Il signore otteneva sempre, qualunque fosse il modo in cui si impadroniva del
potere, dagli organismi del Comune, una delega più o meno ampia: in altre
parole, veniva investito dal basso.
Caratteri della Signoria
Formalmente il Signore manteneva in vita i vecchi organismi del governo
comunale, Podestà, Capitano del Popolo, Consiglio Maggiore: venivano
salvate le apparenze della libertà comunale che, in sostanza, risultava
tuttavia annientata.
In pratica il Signore aveva nelle sue mani tutto il potere ed esercitava una
politica personale: l'origine di questo potere tuttavia, nato in genere da
situazioni di grave disordine politico e sociale, impegnava il signore a
presentarsi come un mediatore tra gli interessi contrapposti della
cittadinanza a imporre una giustizia più equa, a distribuire meglio e in
modo più equilibrato il carico fiscale.
Dalla Signoria al Principato
Per completare, dal punto di vista formale, la legittimazione del potere
signorile, alla delega dal basso si aggiungeva solitamente un solenne
riconoscimento dall'alto, da parte dell'imperatore o del Papa.
Il Signore assunse il titolo di vicario imperiale o papale, di conte,
marchese o duca. Il titolo divenne ereditario e il dominio personale si
trasformò in una dinastia stabile e duratura.
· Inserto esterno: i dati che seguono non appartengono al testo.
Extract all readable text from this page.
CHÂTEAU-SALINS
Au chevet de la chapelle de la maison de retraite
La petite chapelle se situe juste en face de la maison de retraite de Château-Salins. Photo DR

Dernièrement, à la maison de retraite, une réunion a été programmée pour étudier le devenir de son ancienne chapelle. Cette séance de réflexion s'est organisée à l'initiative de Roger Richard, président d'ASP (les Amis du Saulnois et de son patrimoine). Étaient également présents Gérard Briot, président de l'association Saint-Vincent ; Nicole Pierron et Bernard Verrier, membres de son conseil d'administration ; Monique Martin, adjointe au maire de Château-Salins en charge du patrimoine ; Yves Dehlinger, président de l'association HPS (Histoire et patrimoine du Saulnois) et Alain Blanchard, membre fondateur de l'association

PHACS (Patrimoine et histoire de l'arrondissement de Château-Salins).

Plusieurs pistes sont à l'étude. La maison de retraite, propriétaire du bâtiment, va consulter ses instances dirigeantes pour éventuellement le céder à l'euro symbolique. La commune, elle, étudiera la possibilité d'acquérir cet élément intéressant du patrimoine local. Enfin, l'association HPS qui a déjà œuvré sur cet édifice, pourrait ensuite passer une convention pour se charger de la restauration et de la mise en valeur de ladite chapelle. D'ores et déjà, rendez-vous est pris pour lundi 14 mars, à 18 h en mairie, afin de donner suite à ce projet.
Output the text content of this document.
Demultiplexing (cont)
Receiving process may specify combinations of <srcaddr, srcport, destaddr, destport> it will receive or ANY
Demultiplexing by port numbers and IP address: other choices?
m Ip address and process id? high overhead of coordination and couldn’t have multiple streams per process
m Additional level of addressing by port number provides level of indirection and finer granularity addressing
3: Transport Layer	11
La Signoria venne così a mutarsi in un vero e proprio Principato, a
carattere dinastico e autoritario, ormai slegato completamente da ogni
base popolare.
Le principali Signorie e Principati che si imposero in Italia in questo periodo
furono: i Visconti a Milano, gli Scaligeri a Verona, gli Estensi a Ferrara, i
Gonzaga a Mantova, i Malatesta a Rimini, i Da Polenta a Ravenna, i
Monferrato, i Saluzzo e i Savoia in Piemonte.
Le compagnie di ventura
Fenomeno caratteristico dell'età delle Signorie e dei Principati fu
quello delle Compagnie di ventura, formazioni militari mercenarie
composte di soldati volontari al servizio di un condottiero.
Esse erano disponibili ad arruolarsi al servizio dei vari Signori a
seconda di chi offrisse un compenso più elevato.
I signori, per conservare il proprio potere nello stato in cui si erano
insediati, dovettero infatti sostituire le antiche milizie comunali e si servirono di
queste nuove formazioni mercenarie.
Dapprima le Compagnie di ventura furono composte quasi esclusivamente di
soldati stranieri. Successivamente si formarono anche Compagnie
italiane fra cui ricordiamo quella di Francesco da Bussone, conte di
Carmagnola.
Altri poi furono condottieri dell'epoca, le cui imprese audaci e violente
caratterizzarono la vita del secolo XV, tra i quali ricordiamo il figlio di Francesco
Sforza che divenne poi signore di Milano.